Baca berita tanpa iklan. Gabung Kompas.com+

Deforestasi di Era Belanda hingga Pendudukan Jepang

Kompas.com - 25/11/2021, 11:00 WIB
Lukman Hadi Subroto,
Nibras Nada Nailufar

Tim Redaksi

KOMPAS.com - Deforestasi atau penggundulan hutan adalah kegiatan penebangan hutan sehingga lahannya dapat dialihgunakan untuk penggunaan lain.

Tindak deforestasi atau pengalih fungsi lahan hutan sudah terjadi jauh sebelum Indonesia merdeka.

Kegiatan deforestasi di masa itu dilakukan untuk memenuhi kebutuhan sarana dan prasarana, ekonomi, hingga militer.

Baca juga: Akibat Penebangan Hutan Secara Liar

Era VOC

VOC atau Kongsi Dagang Belanda menebangi kayu untuk memenuhi kebutuhan bahan makanan, bahan bakar hingga bahan bangunan di dalam benteng kota Batavia.

VOC melakukan pencarian di kawasan Ommelanden atau di luar tembok kota Batavia yang saat itu masih berupa hutan lebat.

Pencarian tersebut dilakukan akibat dari pertumbuhan penduduk yang besar dengan diikuti kebutuhan kayu yang besar.

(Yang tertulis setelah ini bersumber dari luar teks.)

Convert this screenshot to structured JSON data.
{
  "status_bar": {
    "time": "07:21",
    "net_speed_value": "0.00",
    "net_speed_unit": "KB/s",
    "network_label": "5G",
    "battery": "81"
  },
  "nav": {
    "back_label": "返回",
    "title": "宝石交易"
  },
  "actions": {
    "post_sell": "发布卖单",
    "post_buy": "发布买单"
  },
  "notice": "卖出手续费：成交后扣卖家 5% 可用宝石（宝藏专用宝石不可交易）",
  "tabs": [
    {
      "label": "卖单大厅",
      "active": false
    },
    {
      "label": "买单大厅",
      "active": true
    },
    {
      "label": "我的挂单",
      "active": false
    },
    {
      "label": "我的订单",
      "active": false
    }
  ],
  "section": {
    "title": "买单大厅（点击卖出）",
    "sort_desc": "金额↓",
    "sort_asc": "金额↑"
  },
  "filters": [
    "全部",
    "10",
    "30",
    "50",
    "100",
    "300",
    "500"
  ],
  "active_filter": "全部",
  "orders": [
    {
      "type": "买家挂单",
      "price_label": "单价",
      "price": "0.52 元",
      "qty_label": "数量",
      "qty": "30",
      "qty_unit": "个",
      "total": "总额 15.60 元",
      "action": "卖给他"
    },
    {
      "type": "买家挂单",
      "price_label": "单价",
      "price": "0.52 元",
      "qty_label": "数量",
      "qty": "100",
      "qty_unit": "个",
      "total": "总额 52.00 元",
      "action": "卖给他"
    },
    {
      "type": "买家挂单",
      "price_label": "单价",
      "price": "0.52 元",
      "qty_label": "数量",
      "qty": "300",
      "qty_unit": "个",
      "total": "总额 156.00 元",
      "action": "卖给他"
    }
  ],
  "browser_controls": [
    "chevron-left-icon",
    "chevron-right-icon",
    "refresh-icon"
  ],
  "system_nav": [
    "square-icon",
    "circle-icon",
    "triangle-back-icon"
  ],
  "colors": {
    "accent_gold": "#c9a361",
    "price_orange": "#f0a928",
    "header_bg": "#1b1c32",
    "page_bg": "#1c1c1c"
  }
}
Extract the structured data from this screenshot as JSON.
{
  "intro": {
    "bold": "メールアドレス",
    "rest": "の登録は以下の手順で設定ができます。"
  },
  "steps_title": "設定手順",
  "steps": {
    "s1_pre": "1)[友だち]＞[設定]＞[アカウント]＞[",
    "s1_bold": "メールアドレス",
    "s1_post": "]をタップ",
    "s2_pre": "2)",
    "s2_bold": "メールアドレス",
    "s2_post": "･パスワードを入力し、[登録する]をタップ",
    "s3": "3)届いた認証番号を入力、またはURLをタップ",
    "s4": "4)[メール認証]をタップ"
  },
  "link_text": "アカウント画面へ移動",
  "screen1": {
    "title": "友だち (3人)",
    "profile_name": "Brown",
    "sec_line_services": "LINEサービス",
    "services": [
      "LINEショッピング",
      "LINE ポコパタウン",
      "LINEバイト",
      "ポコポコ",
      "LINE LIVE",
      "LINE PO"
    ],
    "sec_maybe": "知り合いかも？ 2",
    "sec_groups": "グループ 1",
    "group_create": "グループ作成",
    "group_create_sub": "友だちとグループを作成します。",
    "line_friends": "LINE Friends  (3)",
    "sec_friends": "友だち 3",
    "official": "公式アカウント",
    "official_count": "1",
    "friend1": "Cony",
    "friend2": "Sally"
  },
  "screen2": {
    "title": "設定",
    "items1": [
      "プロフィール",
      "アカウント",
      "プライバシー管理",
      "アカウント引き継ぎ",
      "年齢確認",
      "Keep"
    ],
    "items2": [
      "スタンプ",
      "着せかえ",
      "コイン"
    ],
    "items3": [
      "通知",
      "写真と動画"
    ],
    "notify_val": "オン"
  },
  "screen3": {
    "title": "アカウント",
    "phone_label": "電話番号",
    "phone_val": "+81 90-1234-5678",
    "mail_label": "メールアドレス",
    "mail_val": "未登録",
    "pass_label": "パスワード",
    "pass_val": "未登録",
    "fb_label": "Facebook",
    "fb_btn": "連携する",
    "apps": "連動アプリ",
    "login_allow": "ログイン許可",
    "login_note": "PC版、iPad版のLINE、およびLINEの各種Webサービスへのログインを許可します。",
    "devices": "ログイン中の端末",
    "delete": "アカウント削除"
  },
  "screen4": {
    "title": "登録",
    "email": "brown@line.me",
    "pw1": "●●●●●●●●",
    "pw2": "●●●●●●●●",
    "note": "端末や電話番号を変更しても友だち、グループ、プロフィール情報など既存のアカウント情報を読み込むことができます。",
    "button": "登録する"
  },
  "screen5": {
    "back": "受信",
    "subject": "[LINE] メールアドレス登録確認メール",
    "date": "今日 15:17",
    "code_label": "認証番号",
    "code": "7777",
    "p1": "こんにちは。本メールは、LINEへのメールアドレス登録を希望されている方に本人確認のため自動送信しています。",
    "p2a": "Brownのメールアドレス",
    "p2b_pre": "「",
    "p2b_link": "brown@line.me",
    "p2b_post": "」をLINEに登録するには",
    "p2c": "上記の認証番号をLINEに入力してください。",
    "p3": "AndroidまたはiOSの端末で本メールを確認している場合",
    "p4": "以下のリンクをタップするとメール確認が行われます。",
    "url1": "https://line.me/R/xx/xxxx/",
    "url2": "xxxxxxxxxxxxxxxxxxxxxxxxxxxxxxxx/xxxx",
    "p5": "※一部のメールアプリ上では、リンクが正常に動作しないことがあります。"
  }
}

Akibatnya hutan berkurang lebih awal dari pada tempat lain di Pulau Jawa.

Pada tahun 1683, dilaporkan oleh Lembaga yang mengelola daerah Ommelanden bagian hutan dan pertanian, bahwa Sungai Ciliwung sudah tidak layak untuk dilalui oleh kapal.

Hal ini buntut masifnya penebangan hutan yang kayunya dihanyutkan melalui Sungai Ciliwung.

Pembabatan hutan ini dirasakan dampaknya karena banjir yang terjadi setiap tahunnya di Batavia.

Menanggapi hal tersebut, pemerintah menerbitkan peraturan terkait larangan perusakan hutan dan penebangan pohon di distrik Jaccarta pada Juni 1696.

Meskipun telah diterbitkan peraturan tersebut, penebangan hutan secara liar tetap terjadi. Sementara itu VOC kesulitan mengendalikannya karea keterbatasan sumber daya.

Baca juga: Mengapa Pemerintah Kolonial Belanda Menerapkan Politik Etis?

Era Tanam Paksa

Sejak penerapan sistem tanam paksa pada 1830, bahaya deforestasi menjadi ancaman serius pemerintah kolonial Belanda saat itu.

Bahkan saat itu keberadaan hutan kian terancam. Hal itu membuat sejumlah ilmuwan menyuarakan protesnya terkait bahaya deforestasi.

Meski begitu, pemerintah Belanda terkesan abai. Penebangan hutan tetap terjadi hingga tak terkendali yang menjadikan hutan di Jawa memasuki masa yang suram.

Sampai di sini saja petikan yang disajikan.